Annals of surgical oncology, Volume 6, Issue 4, p.345-9 (1999)


Adult, Aged, Female, Humans, Lymph Node Excision, Lymph Nodes, Lymphatic Metastasis, Lymphatic System, Male, MELANOMA, Middle Aged, Skin, Skin Neoplasms


The development of lymphatic mapping techniques has facilitated the identification of the sentinel lymph node (SLN), the first node in the regional basin into which cutaneous lymphatics flow from a particular skin area. Previous studies have shown that SLN histology reflects the histology of the entire basin, because melanoma metastases progress in an orderly fashion, involving the SLN before higher nodes in the basin become involved with metastatic disease.
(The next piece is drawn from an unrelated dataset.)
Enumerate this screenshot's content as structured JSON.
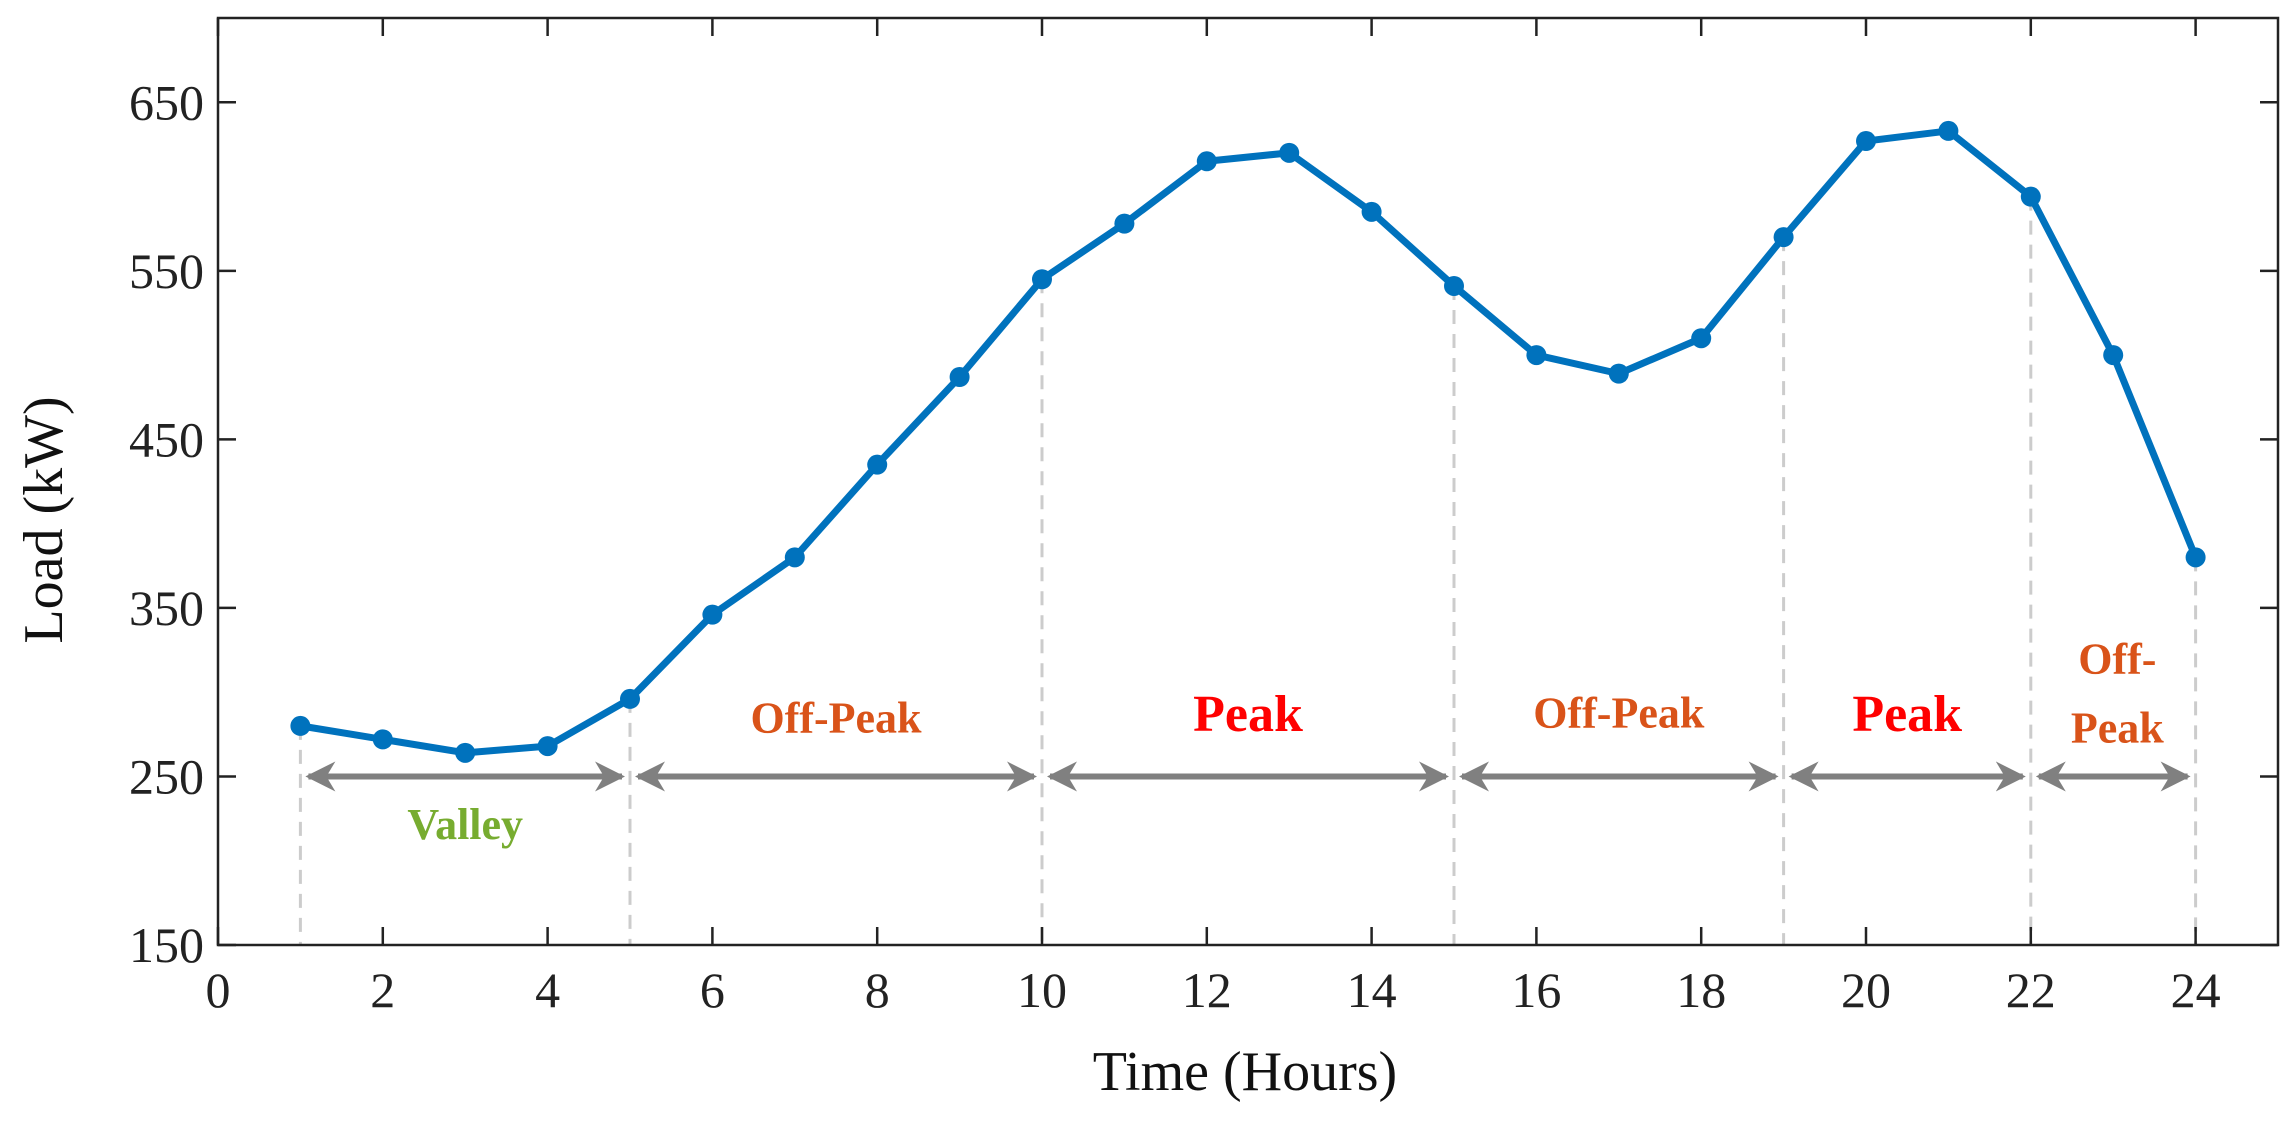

It is uncertain whether these orderly cutaneous lymphatic flow patterns are maintained in grossly involved basins. Lymphatic mapping was performed in a population of melanoma patients with clinically palpable lymphadenopathy to address this question. We aimed to determine whether the presence of gross nodal disease in the basin alters lymphatic flow into that basin so that lymphatic mapping techniques are not applicable, and, in patients referred with a grossly involved basin, whether preoperative lymphoscintigraphy should be performed to identify other regional basins at risk for metastases.